埃諾瑪依呆呆地站在一個地方,只是慢慢地、不時地搖著頭。

「至於執政官倫圖盧斯和傑利烏斯的兩支軍隊……這只是斯巴達克思虛構出來的荒唐話,這只是他用來胡亂地辯白和解釋他那可恥的、莫名其妙的、逃竄的主張。他想用這一點來掩蓋被他欺騙的人的眼睛,使他們看不到這一可怕的、十分明顯的叛賣行為!傑利烏斯!……倫圖盧斯!……他們的軍隊!」埃夫提比達好像在跟自己商議似的繼續考慮道,「但是,為什麼他要親自率領一千名騎兵去偵察那捏造的倫圖盧斯的軍隊呢?他又為什麼要派遣阿爾託利克斯到萊埃特去監視那虛構的傑利烏斯的軍隊呢?為什麼阿爾託利克斯老是一會兒往那兒一會兒往這兒呢?為什麼斯巴達克思不是派你們中間任何別人呢?」

「你說得對!……真可惜……你說對了!……」埃諾瑪依用好容易才能聽到的聲音咕噥道。

「啊,我對天上所有的神發誓!」埃夫提比達喊道,「你趕快從致命的昏睡症中醒過來吧,叛亂會使你毀滅的。快為了你們的神清醒過來吧。睜開你的眼睛,仔細看一下,人家已經把你拖到無底深淵的邊沿上,快要把你推下去了。這就是你的朋友的手想把你推下去的地方……如果你還需要叛賣的證據,還想知道一些推動這個傢伙叛變的原因,那你就回想一下:斯巴達克思早已狂熱地愛上了羅馬的貴夫人,蘇拉的寡婦瓦萊裡婭·梅薩拉了。他為了她和他之間的愛情,將要把你們全部出賣給羅馬元老院。而元老院方面為了報償他的叛賣行動,就會讓他和他那心愛的瓦萊裡婭結婚,另外還要再加上別墅、財富以及榮譽……」

「別說下去了!這是真的!千真萬確!……」埃諾瑪依叫道,希臘姑娘最後的那番推論不但使他大吃一驚,而且終於使他對那些湊集起來的罪證深信不疑了。他覺得,這些證據互相貫串起來就明顯地證實了色雷斯人的叛賣罪行。「斯巴達克思——該死的叛徒!但願可怕而又汙穢的惡狗馬尼加爾莫爾在尼弗爾海姆的深淵中永遠地折磨他!」

埃夫提比達一聽到日耳曼人的詛咒,她的眼睛裡就迸射出狂野的幸災樂禍的光芒。

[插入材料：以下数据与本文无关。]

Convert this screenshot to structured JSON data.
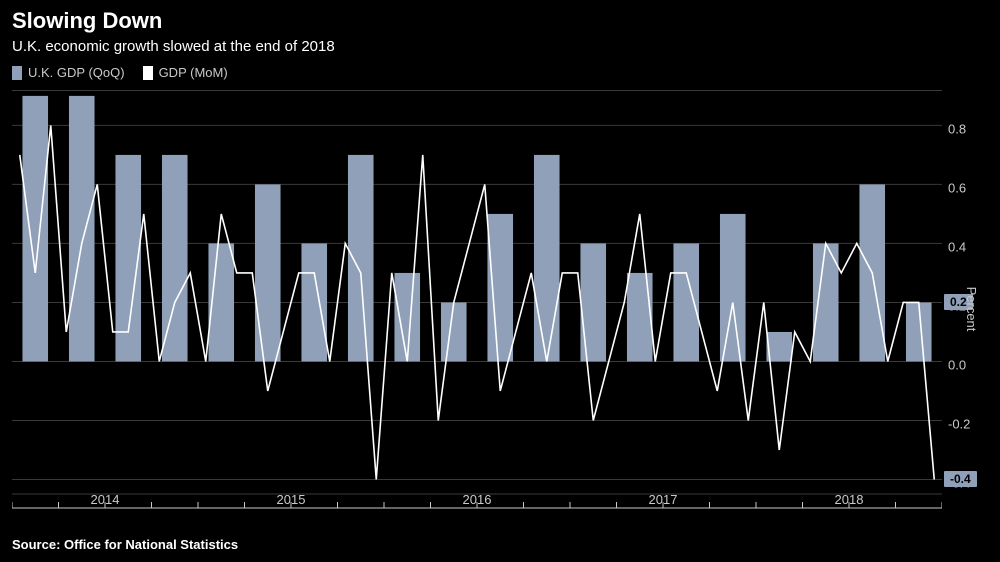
{
  "header": {
    "title": "Slowing Down",
    "subtitle": "U.K. economic growth slowed at the end of 2018"
  },
  "legend": {
    "series1": {
      "label": "U.K. GDP (QoQ)",
      "color": "#8fa0b8"
    },
    "series2": {
      "label": "GDP (MoM)",
      "color": "#ffffff"
    }
  },
  "chart": {
    "type": "bar+line",
    "background_color": "#000000",
    "grid_color": "#3a3a3a",
    "axis_color": "#c9c9c9",
    "bar_color": "#8fa0b8",
    "line_color": "#ffffff",
    "text_color": "#c9c9c9",
    "ylabel": "Percent",
    "ylim": [
      -0.5,
      0.92
    ],
    "yticks": [
      -0.4,
      -0.2,
      0.0,
      0.2,
      0.4,
      0.6,
      0.8
    ],
    "ytick_labels": [
      "-0.4",
      "-0.2",
      "0.0",
      "0.2",
      "0.4",
      "0.6",
      "0.8"
    ],
    "x_years": [
      "2014",
      "2015",
      "2016",
      "2017",
      "2018"
    ],
    "bar_values": [
      0.9,
      0.9,
      0.7,
      0.7,
      0.4,
      0.6,
      0.4,
      0.7,
      0.3,
      0.2,
      0.5,
      0.7,
      0.4,
      0.3,
      0.4,
      0.5,
      0.1,
      0.4,
      0.6,
      0.2
    ],
    "line_values": [
      0.7,
      0.3,
      0.8,
      0.1,
      0.4,
      0.6,
      0.1,
      0.1,
      0.5,
      0.0,
      0.2,
      0.3,
      0.0,
      0.5,
      0.3,
      0.3,
      -0.1,
      0.1,
      0.3,
      0.3,
      0.0,
      0.4,
      0.3,
      -0.4,
      0.3,
      0.0,
      0.7,
      -0.2,
      0.2,
      0.4,
      0.6,
      -0.1,
      0.1,
      0.3,
      0.0,
      0.3,
      0.3,
      -0.2,
      0.0,
      0.2,
      0.5,
      0.0,
      0.3,
      0.3,
      0.1,
      -0.1,
      0.2,
      -0.2,
      0.2,
      -0.3,
      0.1,
      0.0,
      0.4,
      0.3,
      0.4,
      0.3,
      0.0,
      0.2,
      0.2,
      -0.4
    ],
    "callouts": [
      {
        "value": 0.2,
        "label": "0.2"
      },
      {
        "value": -0.4,
        "label": "-0.4"
      }
    ],
    "bar_width_ratio": 0.55,
    "line_width": 1.6
  },
  "footer": {
    "source": "Source: Office for National Statistics"
  }
}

她走近了埃諾瑪依,而且一面喘息,一面急促地低聲說:

「你還猶豫什麼?難道你還要使你自己和擁戴你的日耳曼弟兄,被他領到某一個不可能展開戰鬥的峽谷中去,而後可恥地放下武器投降嗎?那時候,你們就會通通被送到十字架上去,或者送到鬥技場上給猛獸活活咬死!」

「啊,不,我對雷神托爾的閃電發誓!」氣得發昏的日耳曼人用轟雷一般的聲音叫道。他拿起堆在營帳角落裡的一襲巨大的鎧甲,披在身上,接著又戴上頭盔,把短劍系在佩帶上。最後他拿起了盾牌叫道:「不……我決不許他出賣我和我的軍團……我要迅速地……我要立即離開這奸賊的營壘。」

「明天,大家都會跟著你來的:高盧人、伊利里亞人和薩謨奈人。跟著他的將只有色雷斯人和希臘人……大家會推舉你做我們的最高首領。佔領羅馬的光榮就會屬於你,屬於你一個人……走吧……走吧……叫你的日耳曼弟兄悄悄地拔營……你也要使所有的高盧軍團不聲不響地起來……走吧……讓我們今天晚上就走……聽我的忠告吧。你得明白,我是多麼愛你,崇拜你,希望你威名遠揚,變成一切人中間最偉大的人物!」

於是,埃夫提比達一面說,一面也披上了盔甲。她看見埃諾瑪依從營帳裡走出去,就在後面叫道:

「走,我去命令他們為你備馬!」

過了幾分鐘,日耳曼軍團的號兵就吹起了彎彎的軍號,不到一小時,埃諾瑪依部下的一萬名日耳曼戰士,已經卷起帳幕,列成戰鬥隊形,準備離開營壘了。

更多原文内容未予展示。